Bring Barbie Home

Just hours into her family visit to Cuba, USF student Barbara Jimenez found herself in the center of a taxi crash that took the life of the driver and seriously injured her boyfriend and family.

Jimenez’s boyfriend, John Fox, was airlifted to Jacksonville days later to receive medical care in the U.S., but when her parents tried to get the same treatment for her, the 22-year-old’s lack of health care coverage meant her parents would have to pay tens of thousands of dollars to get her back. Jimenez currently remains stranded in Cuba until she recovers.

The family and friends of Barbara Jimenez have been forced to find a way to bring their daughter back to the U.S. from Cuba, which is only 90 miles away from the Florida Keys.

Her sister, Caridad Jimenez, said she heard about the accident the day it happened, and she arrived in Cuba the day after. When she arrived, her sister was in a coma and could only breath because she had received an emergency tracheotomy.

Jimenez remained in a coma for five days and was unable to speak for several days. Recently, she regained the ability to speak and Caridad is encouraged by her improvements.
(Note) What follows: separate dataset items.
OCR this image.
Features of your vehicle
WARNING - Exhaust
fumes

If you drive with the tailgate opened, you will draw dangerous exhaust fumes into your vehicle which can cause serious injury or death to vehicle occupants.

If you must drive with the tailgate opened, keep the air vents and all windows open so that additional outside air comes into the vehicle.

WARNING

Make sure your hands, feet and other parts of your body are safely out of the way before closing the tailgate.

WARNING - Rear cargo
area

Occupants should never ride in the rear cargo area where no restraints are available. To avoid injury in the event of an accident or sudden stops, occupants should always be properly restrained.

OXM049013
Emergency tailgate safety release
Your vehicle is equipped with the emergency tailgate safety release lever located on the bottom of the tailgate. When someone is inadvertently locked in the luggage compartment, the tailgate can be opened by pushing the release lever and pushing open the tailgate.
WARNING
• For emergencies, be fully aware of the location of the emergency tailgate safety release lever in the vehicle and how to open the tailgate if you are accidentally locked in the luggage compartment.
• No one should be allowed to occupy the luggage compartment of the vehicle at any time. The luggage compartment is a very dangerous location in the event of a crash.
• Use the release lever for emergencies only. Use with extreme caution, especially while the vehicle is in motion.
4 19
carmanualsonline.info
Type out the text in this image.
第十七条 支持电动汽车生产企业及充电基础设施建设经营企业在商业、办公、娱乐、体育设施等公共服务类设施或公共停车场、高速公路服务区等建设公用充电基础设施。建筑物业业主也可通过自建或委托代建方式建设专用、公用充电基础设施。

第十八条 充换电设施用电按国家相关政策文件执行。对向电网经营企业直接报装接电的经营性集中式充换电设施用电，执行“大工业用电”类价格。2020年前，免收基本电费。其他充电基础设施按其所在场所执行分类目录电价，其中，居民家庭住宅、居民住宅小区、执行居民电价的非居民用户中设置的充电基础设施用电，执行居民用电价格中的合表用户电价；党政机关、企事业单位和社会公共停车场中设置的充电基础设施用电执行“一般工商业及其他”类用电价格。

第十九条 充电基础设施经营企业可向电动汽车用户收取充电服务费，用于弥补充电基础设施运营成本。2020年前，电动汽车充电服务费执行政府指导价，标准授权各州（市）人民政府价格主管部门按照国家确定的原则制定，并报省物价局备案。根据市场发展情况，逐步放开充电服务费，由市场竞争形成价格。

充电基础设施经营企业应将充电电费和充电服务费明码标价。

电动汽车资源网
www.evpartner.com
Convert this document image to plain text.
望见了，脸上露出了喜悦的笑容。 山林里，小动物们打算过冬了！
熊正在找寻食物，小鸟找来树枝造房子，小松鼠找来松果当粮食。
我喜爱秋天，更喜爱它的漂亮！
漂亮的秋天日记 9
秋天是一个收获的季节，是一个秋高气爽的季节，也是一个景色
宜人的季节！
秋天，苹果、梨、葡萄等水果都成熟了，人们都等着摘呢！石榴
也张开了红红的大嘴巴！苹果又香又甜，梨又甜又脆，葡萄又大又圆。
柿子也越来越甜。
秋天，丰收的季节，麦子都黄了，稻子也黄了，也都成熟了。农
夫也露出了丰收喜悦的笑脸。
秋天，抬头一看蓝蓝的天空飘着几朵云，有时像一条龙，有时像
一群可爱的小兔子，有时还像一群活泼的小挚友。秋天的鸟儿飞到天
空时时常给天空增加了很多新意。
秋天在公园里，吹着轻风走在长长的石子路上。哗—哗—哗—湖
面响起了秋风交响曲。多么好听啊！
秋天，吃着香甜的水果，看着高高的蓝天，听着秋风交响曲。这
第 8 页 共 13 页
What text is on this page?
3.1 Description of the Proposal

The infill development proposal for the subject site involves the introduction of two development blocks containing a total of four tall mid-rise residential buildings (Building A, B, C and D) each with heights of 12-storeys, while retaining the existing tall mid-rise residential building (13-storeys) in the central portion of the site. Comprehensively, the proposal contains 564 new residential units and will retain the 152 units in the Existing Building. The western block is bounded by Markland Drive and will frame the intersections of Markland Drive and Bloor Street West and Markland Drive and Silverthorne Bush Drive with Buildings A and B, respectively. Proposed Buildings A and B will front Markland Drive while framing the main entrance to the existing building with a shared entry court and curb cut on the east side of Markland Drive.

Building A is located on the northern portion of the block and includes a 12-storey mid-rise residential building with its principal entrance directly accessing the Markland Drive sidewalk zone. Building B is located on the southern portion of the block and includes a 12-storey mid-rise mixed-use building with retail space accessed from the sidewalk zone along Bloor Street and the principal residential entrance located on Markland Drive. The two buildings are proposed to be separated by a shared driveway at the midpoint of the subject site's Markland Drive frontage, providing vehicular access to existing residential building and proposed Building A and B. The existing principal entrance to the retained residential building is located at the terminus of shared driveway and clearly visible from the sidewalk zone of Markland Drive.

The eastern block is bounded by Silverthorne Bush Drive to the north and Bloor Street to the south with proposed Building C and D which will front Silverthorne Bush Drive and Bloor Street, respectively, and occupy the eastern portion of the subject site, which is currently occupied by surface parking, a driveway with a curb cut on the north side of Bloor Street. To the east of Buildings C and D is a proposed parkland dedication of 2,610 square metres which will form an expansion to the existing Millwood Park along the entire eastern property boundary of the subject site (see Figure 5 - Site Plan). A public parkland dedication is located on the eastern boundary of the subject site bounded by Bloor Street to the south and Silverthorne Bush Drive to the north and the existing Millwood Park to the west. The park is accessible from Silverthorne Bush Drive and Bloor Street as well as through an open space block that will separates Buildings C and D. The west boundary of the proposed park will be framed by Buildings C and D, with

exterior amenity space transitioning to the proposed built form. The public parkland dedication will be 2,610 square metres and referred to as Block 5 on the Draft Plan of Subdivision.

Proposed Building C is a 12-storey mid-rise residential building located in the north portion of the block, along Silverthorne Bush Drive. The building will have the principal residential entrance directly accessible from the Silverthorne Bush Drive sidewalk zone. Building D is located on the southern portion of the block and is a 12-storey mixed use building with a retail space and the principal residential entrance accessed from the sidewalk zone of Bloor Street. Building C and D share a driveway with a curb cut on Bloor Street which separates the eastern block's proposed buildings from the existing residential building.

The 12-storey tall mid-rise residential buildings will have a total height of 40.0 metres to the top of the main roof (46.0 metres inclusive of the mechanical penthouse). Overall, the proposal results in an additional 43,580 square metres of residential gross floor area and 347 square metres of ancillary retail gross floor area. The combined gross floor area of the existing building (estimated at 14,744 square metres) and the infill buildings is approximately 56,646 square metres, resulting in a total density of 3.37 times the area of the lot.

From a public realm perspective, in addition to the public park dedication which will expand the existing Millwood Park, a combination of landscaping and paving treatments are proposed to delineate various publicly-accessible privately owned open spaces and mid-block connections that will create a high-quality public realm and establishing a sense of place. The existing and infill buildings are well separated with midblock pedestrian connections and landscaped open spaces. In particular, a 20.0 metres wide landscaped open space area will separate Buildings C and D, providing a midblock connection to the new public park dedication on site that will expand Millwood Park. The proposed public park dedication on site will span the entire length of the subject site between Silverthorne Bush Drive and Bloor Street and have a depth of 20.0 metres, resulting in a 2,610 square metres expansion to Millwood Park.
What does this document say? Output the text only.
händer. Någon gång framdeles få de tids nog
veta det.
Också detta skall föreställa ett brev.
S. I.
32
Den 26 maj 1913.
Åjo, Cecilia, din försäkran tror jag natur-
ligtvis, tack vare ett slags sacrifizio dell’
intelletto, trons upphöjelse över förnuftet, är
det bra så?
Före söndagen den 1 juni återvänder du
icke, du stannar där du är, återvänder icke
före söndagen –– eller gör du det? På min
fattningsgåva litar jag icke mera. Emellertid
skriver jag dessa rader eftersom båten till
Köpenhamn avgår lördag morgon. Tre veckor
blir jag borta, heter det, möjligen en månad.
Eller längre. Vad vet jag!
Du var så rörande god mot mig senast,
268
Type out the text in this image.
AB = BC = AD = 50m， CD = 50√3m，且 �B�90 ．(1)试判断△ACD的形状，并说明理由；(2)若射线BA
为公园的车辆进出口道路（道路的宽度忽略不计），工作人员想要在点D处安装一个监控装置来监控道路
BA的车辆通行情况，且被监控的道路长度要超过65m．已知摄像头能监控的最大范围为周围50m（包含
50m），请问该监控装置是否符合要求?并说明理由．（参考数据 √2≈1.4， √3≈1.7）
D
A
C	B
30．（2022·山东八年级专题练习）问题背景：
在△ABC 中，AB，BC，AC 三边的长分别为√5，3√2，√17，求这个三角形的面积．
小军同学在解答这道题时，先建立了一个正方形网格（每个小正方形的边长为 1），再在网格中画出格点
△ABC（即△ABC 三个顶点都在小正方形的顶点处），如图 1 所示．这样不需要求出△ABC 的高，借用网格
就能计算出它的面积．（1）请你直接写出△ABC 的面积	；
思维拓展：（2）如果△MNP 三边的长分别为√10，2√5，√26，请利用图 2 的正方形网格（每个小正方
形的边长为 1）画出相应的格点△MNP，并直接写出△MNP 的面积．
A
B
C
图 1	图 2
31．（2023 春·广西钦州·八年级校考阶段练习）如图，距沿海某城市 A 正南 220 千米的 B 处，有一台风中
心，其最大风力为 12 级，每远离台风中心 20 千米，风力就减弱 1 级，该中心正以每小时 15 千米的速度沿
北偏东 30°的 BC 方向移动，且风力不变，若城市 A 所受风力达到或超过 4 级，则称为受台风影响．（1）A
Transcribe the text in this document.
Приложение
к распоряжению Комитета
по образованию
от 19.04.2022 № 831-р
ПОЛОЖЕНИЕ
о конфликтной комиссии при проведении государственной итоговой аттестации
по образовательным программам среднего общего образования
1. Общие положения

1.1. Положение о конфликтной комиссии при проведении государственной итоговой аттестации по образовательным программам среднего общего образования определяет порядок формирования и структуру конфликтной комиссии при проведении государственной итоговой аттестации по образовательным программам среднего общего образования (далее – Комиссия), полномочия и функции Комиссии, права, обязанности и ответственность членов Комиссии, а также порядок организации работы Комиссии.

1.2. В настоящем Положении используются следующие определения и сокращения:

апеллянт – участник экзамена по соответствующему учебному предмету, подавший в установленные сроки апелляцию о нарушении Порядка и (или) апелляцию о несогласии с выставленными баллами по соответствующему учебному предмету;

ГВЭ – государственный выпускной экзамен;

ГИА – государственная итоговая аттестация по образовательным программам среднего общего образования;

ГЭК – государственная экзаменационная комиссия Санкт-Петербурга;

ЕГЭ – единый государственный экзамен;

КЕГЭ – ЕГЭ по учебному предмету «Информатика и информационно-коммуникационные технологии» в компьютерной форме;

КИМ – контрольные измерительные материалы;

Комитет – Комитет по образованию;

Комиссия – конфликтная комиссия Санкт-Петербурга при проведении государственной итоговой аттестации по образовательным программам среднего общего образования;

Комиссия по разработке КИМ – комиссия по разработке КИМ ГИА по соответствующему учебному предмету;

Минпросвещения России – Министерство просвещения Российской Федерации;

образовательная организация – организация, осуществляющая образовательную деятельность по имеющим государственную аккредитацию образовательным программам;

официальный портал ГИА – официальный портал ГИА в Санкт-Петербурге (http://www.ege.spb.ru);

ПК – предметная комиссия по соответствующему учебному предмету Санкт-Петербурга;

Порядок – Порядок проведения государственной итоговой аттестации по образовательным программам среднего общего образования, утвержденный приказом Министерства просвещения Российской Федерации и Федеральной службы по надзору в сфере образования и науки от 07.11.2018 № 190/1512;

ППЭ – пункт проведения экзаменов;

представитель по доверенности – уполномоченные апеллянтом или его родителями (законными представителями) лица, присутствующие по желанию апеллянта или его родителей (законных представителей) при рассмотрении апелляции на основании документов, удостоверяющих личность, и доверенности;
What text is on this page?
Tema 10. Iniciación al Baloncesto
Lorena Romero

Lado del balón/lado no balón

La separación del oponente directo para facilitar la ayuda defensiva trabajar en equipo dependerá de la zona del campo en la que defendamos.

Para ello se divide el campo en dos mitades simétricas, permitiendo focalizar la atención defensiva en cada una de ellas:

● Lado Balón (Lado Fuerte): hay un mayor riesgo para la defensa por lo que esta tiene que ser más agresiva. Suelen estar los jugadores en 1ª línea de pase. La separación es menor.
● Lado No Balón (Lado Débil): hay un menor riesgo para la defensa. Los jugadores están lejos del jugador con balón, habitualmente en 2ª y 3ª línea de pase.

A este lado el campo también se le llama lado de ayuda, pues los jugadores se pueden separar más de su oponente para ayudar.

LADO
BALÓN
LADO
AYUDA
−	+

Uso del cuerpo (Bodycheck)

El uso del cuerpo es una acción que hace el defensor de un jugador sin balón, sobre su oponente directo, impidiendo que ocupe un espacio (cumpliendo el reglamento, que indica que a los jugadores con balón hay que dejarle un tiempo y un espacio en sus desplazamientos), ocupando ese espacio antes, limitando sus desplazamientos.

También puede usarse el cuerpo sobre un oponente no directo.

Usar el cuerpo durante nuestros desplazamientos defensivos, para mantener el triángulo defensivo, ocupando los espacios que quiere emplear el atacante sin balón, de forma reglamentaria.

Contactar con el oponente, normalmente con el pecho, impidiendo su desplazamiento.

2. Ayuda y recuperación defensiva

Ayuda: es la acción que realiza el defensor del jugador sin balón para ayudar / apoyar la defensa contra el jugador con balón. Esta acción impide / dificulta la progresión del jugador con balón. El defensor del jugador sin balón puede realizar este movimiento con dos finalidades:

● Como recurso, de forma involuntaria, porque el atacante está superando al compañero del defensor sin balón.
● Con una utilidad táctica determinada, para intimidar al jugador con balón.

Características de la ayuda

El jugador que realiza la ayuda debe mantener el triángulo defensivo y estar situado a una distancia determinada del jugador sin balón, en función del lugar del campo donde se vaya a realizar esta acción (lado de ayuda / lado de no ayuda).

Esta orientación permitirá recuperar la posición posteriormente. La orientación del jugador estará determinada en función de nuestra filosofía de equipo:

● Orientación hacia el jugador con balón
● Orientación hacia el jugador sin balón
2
“She sounds so amazing; she’s able to talk clearly,” she said in a phone interview with The Oracle. “When I talked to her two or three days ago, when she regained her voice… her voice was thin and very weak and she wasn’t really making sense.”

Jimenez suffered “severe head trauma,” but her sister said she did not have to receive an invasive procedure, like brain surgery. Because of her fragile condition, Jimenez has not been able to return to the U.S. by commercial airline, and none of the companies that her family have reached out to have been willing to airlift her for less than $50,000, according to her sister.

Needless to say, Jimenez’s parents don’t have so much money to spend, so her sorority, Lambda Theta Alpha, created a crowd funding website to aid in the effort. 

“Bring Barbie Home,” proclaims a link on the Facebook page of USF’s Beta Gamma chapter of the sorority. Below it, the link to the GoFundMe page sports a photo of Jimenez and Fox. 

Though the goal is far from reached, both the sorority and Jimenez’s family will continue in the effort to bring the young woman home.

As of Sunday evening, the GoFundMe page, available at gofundme.com/cjf87sdy, has raised more than $8,742.